Леди Каррадос сжала ладони.
– Он всегда не любил Бриджи. Всегда ревновал. Помню, как однажды, наверное, года два назад, у них произошла какая-то ссора, и Герберт причинил ей физическую боль. Повредил руку. Я бы никогда не узнала, если бы не вошла к ней в комнату и не увидела синяки. Мне кажется, он видит в ней Пэдди. Родерик, как вы думаете, может, Герберт знает ту историю о нас с Пэдди? Возможно ли, что шантажист написал ему?
– Это вполне вероятно, – проговорил Аллейн, – но, думаю, не вполне соответствует действительности. Вы сказали, эта странная метаморфоза произошла с Каррадосом после того, как мисс Харрис и Бриджет заговорили о шантаже, а вы вздрогнули?
– Да.
– Как по-вашему, ваш явный испуг мог навести его на мысль, что вы сами – жертва шантажа?
– Не знаю. Это, конечно, навело его на мысль о чем-то очень зловещем. Он явно находится в самом странном умонастроении, и это ужасает меня.
– Когда вы за него вышли, Эвелин?
– Когда? Через два года после гибели Пэдди. Он хотел, чтобы я вышла раньше. Герберт – старинный друг нашей семьи. Он всегда был привязан ко мне.
– Раньше он никогда не вел себя так странно?
– Так – нет. Конечно, с ним порой бывало нелегко. Он очень чувствителен. Герберт на восемнадцать лет старше меня и терпеть не может, когда ему об этом напоминают.
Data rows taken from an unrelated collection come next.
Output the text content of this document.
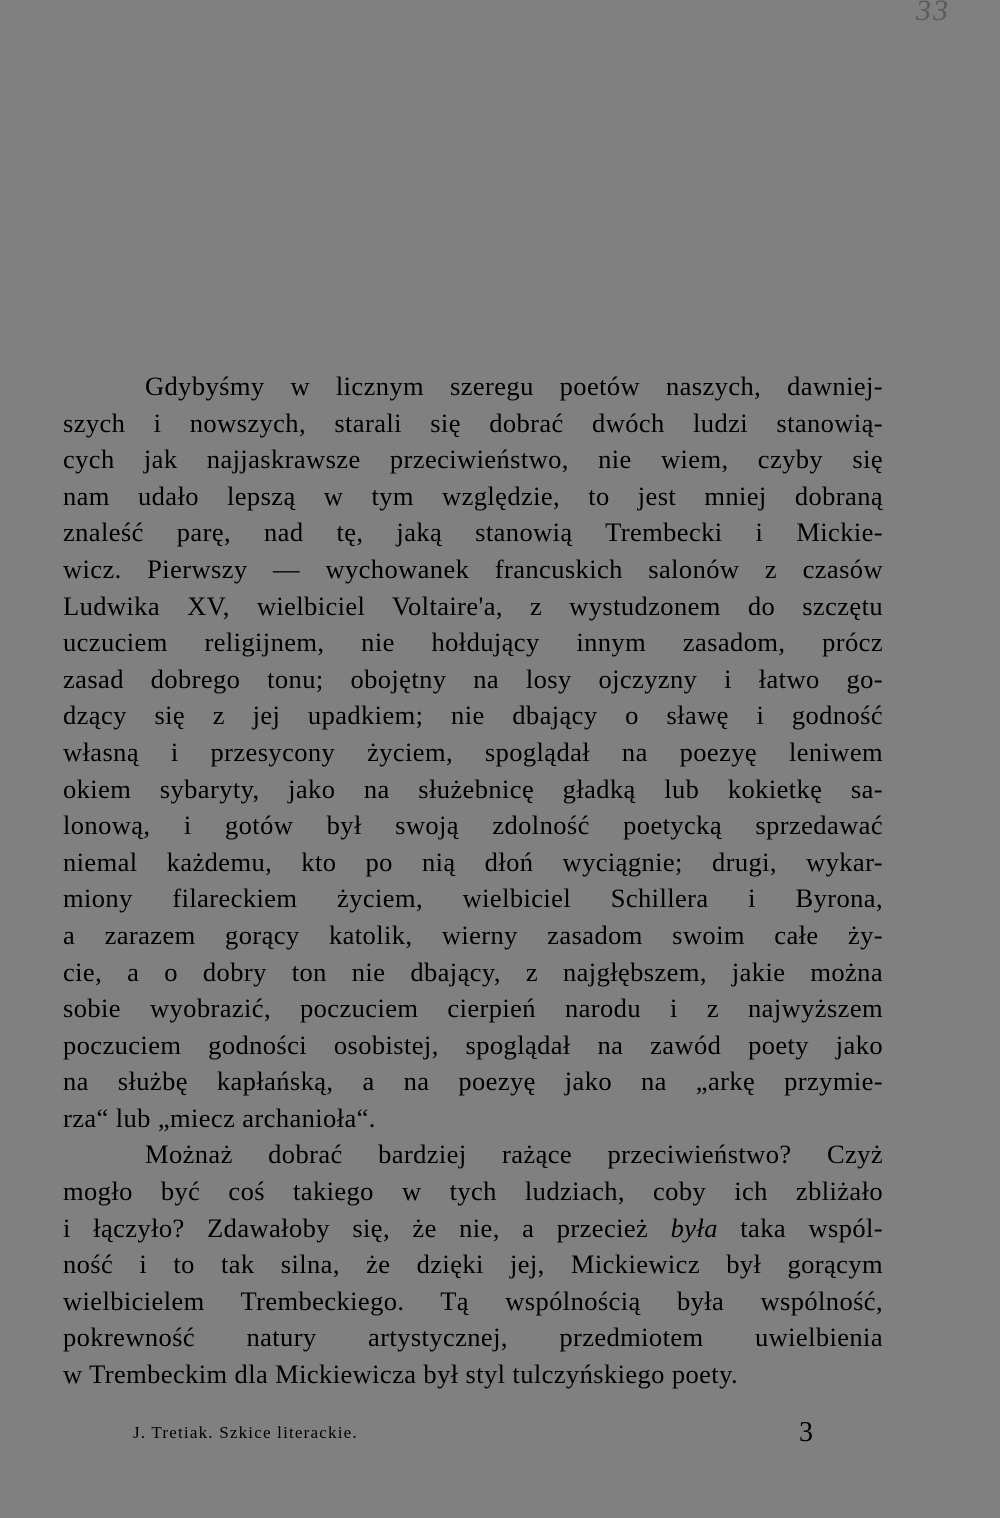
33
Gdybyśmy w licznym szeregu poetów naszych, dawniej-
szych i nowszych, starali się dobrać dwóch ludzi stanowią-
cych jak najjaskrawsze przeciwieństwo, nie wiem, czyby się
nam udało lepszą w tym względzie, to jest mniej dobraną
znaleść parę, nad tę, jaką stanowią Trembecki i Mickie-
wicz. Pierwszy — wychowanek francuskich salonów z czasów
Ludwika XV, wielbiciel Voltaire'a, z wystudzonem do szczętu
uczuciem religijnem, nie hołdujący innym zasadom, prócz
zasad dobrego tonu; obojętny na losy ojczyzny i łatwo go-
dzący się z jej upadkiem; nie dbający o sławę i godność
własną i przesycony życiem, spoglądał na poezyę leniwem
okiem sybaryty, jako na służebnicę gładką lub kokietkę sa-
lonową, i gotów był swoją zdolność poetycką sprzedawać
niemal każdemu, kto po nią dłoń wyciągnie; drugi, wykar-
miony filareckiem życiem, wielbiciel Schillera i Byrona,
a zarazem gorący katolik, wierny zasadom swoim całe ży-
cie, a o dobry ton nie dbający, z najgłębszem, jakie można
sobie wyobrazić, poczuciem cierpień narodu i z najwyższem
poczuciem godności osobistej, spoglądał na zawód poety jako
na służbę kapłańską, a na poezyę jako na „arkę przymie-
rza“ lub „miecz archanioła“.
Możnaż dobrać bardziej rażące przeciwieństwo? Czyż
mogło być coś takiego w tych ludziach, coby ich zbliżało
i łączyło? Zdawałoby się, że nie, a przecież była taka wspól-
ność i to tak silna, że dzięki jej, Mickiewicz był gorącym
wielbicielem Trembeckiego. Tą wspólnością była wspólność,
pokrewność natury artystycznej, przedmiotem uwielbienia
w Trembeckim dla Mickiewicza był styl tulczyńskiego poety.
J. Tretiak. Szkice literackie.	3
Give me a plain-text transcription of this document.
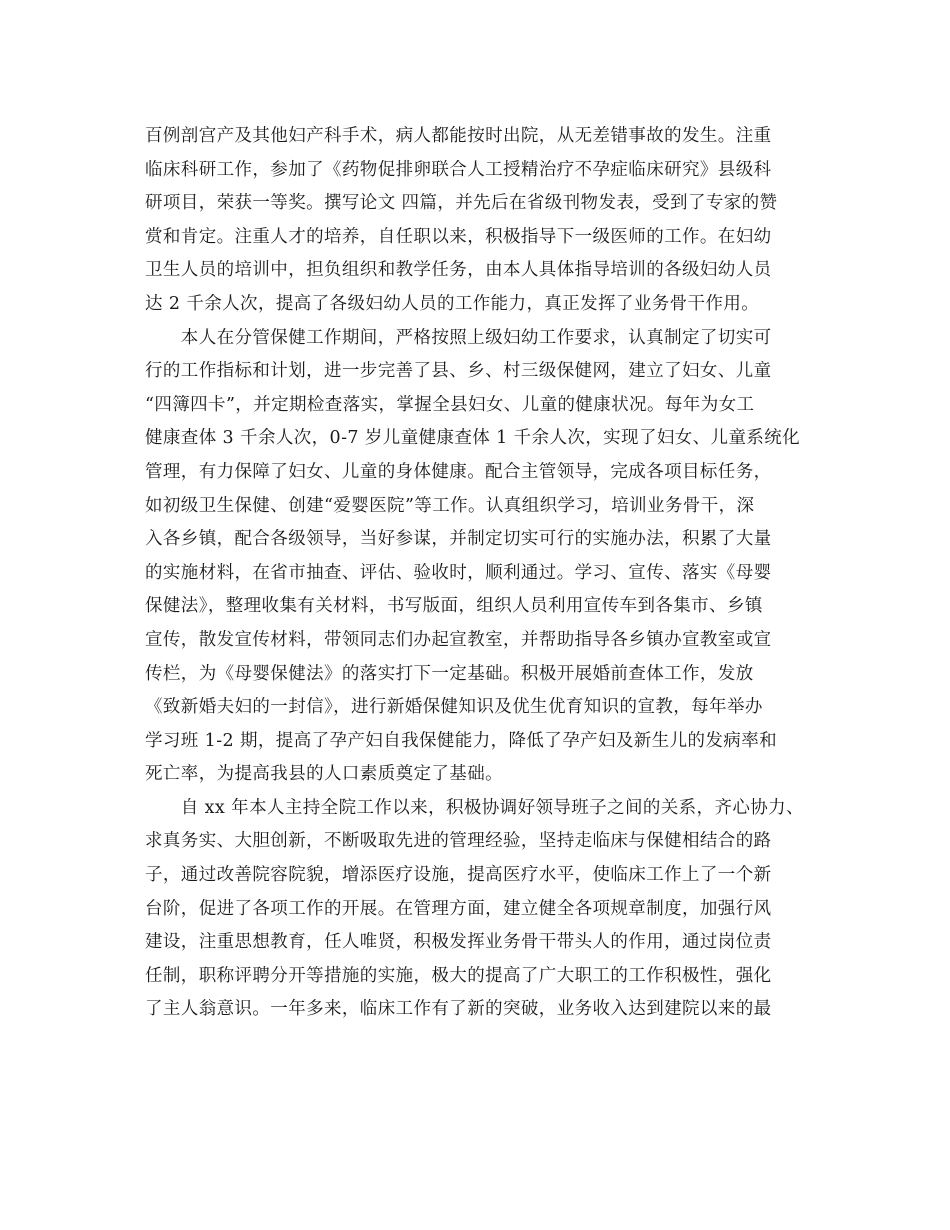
百例剖宫产及其他妇产科手术，病人都能按时出院，从无差错事故的发生。注重
临床科研工作，参加了《药物促排卵联合人工授精治疗不孕症临床研究》县级科
研项目，荣获一等奖。撰写论文 四篇，并先后在省级刊物发表，受到了专家的赞
赏和肯定。注重人才的培养，自任职以来，积极指导下一级医师的工作。在妇幼
卫生人员的培训中，担负组织和教学任务，由本人具体指导培训的各级妇幼人员
达 2 千余人次，提高了各级妇幼人员的工作能力，真正发挥了业务骨干作用。
　　本人在分管保健工作期间，严格按照上级妇幼工作要求，认真制定了切实可
行的工作指标和计划，进一步完善了县、乡、村三级保健网，建立了妇女、儿童
“四簿四卡”，并定期检查落实，掌握全县妇女、儿童的健康状况。每年为女工
健康查体 3 千余人次，0-7 岁儿童健康查体 1 千余人次，实现了妇女、儿童系统化
管理，有力保障了妇女、儿童的身体健康。配合主管领导，完成各项目标任务，
如初级卫生保健、创建“爱婴医院”等工作。认真组织学习，培训业务骨干，深
入各乡镇，配合各级领导，当好参谋，并制定切实可行的实施办法，积累了大量
的实施材料，在省市抽查、评估、验收时，顺利通过。学习、宣传、落实《母婴
保健法》，整理收集有关材料，书写版面，组织人员利用宣传车到各集市、乡镇
宣传，散发宣传材料，带领同志们办起宣教室，并帮助指导各乡镇办宣教室或宣
传栏，为《母婴保健法》的落实打下一定基础。积极开展婚前查体工作，发放
《致新婚夫妇的一封信》，进行新婚保健知识及优生优育知识的宣教，每年举办
学习班 1-2 期，提高了孕产妇自我保健能力，降低了孕产妇及新生儿的发病率和
死亡率，为提高我县的人口素质奠定了基础。
　　自 xx 年本人主持全院工作以来，积极协调好领导班子之间的关系，齐心协力、
求真务实、大胆创新，不断吸取先进的管理经验，坚持走临床与保健相结合的路
子，通过改善院容院貌，增添医疗设施，提高医疗水平，使临床工作上了一个新
台阶，促进了各项工作的开展。在管理方面，建立健全各项规章制度，加强行风
建设，注重思想教育，任人唯贤，积极发挥业务骨干带头人的作用，通过岗位责
任制，职称评聘分开等措施的实施，极大的提高了广大职工的工作积极性，强化
了主人翁意识。一年多来，临床工作有了新的突破，业务收入达到建院以来的最
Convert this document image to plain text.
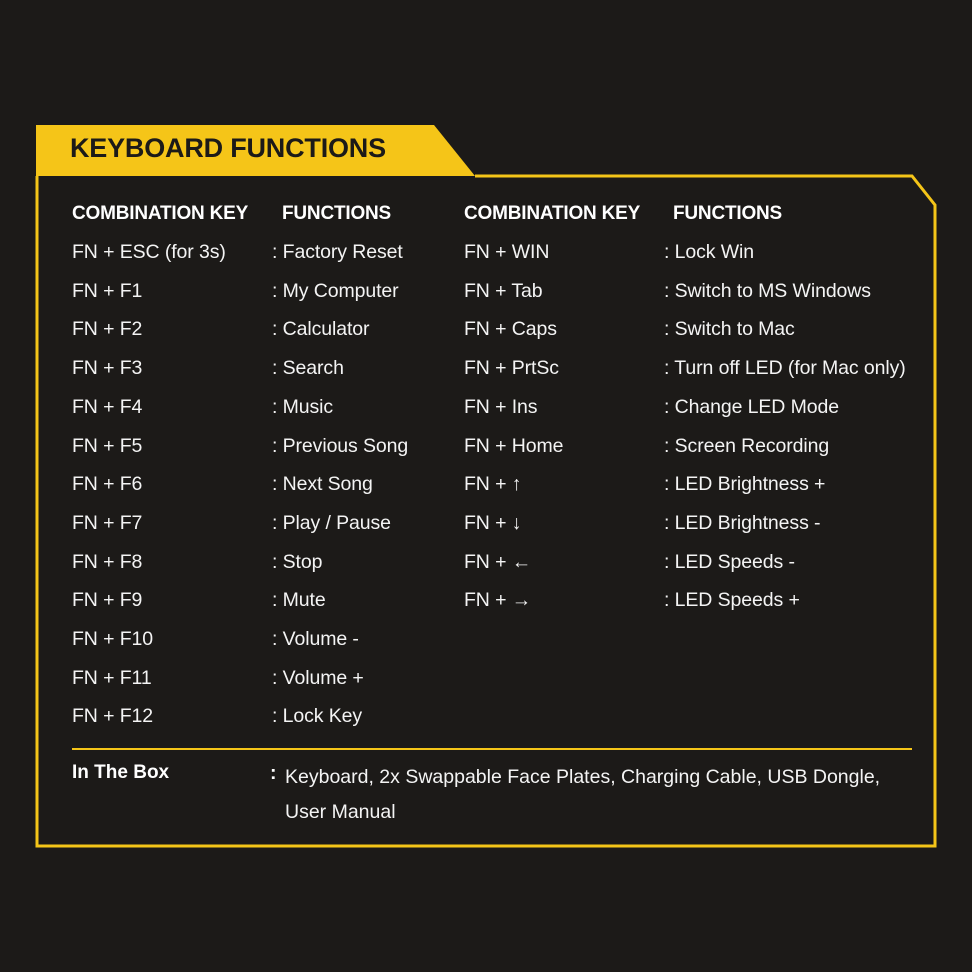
KEYBOARD FUNCTIONS
COMBINATION KEY FUNCTIONS
FN + ESC (for 3s) : Factory Reset
FN + F1	: My Computer
FN + F2	: Calculator
FN + F3	: Search
FN + F4	: Music
FN + F5	: Previous Song
FN + F6	: Next Song
FN + F7	: Play / Pause
FN + F8	: Stop
FN + F9	: Mute
FN + F10	: Volume -
FN + F11	: Volume +
FN + F12	: Lock Key
COMBINATION KEY FUNCTIONS
FN + WIN	: Lock Win
FN + Tab	: Switch to MS Windows
FN + Caps	: Switch to Mac
FN + PrtSc	: Turn off LED (for Mac only)
FN + Ins	: Change LED Mode
FN + Home	: Screen Recording
FN + ↑	: LED Brightness +
FN + ↓	: LED Brightness -
FN + ←	: LED Speeds -
FN + →	: LED Speeds +
In The Box	: Keyboard, 2x Swappable Face Plates, Charging Cable, USB Dongle, User Manual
Приходится проявлять деликатность. Полагаю, он тщеславен. Я знаю, Бриджи так считает.
Мягкий, ровный голос на мгновение стих, но потом уверенно продолжил:
– Наверное, вы задаетесь вопросом, зачем я за него вышла, не так ли?
– Пожалуй. Вероятно, вы почувствовали, что нуждаетесь в защите. Вы ведь уже пережили свое великое приключение.
– Именно так. Но теперь я вижу, что это было ошибкой. Это было нечестно. Хотя Герберт прекрасно знал, что я не питаю к нему страсти, и вел себя в этом отношении очень скромно и великодушно, но все же не смог до конца смириться с этим и все больше вживался в образ мученика. Порой это бывает по-детски трогательно. Он старается привлечь мое внимание к своим мелким недомоганиям. Напускает на себя страдальческий вид. Это страшно раздражает Бриджи, что очень неприятно. И все же, хотя Герберт кажется простым, он отнюдь не прост. В нем странно уживаются подавленные желания и причудливые идеи. Полагаю, он до сих пор ревнует меня к памяти Пэдди.
– Вы часто виделись с ним до смерти Пэдди?
– Да. Боюсь, бедный Герберт, в каком-то смысле видел себя в роли преданного, благородного друга, который продолжает рыцарственно обожать меня и после того, как я… вышла замуж. Видите ли, я ловлю себя на том, что по-прежнему думаю о себе как о жене Пэдди. Мы довольно часто приглашали Герберта пообедать с нами. На Пэдди он наводил смертельную скуку, но… мне кажется, Пэдди наслаждался некоторыми причудами характера Герберта. Почти вдохновлялся ими. Это было, конечно, очень дурно с его стороны, но ему, веселому и обаятельному, прощалось все. Все.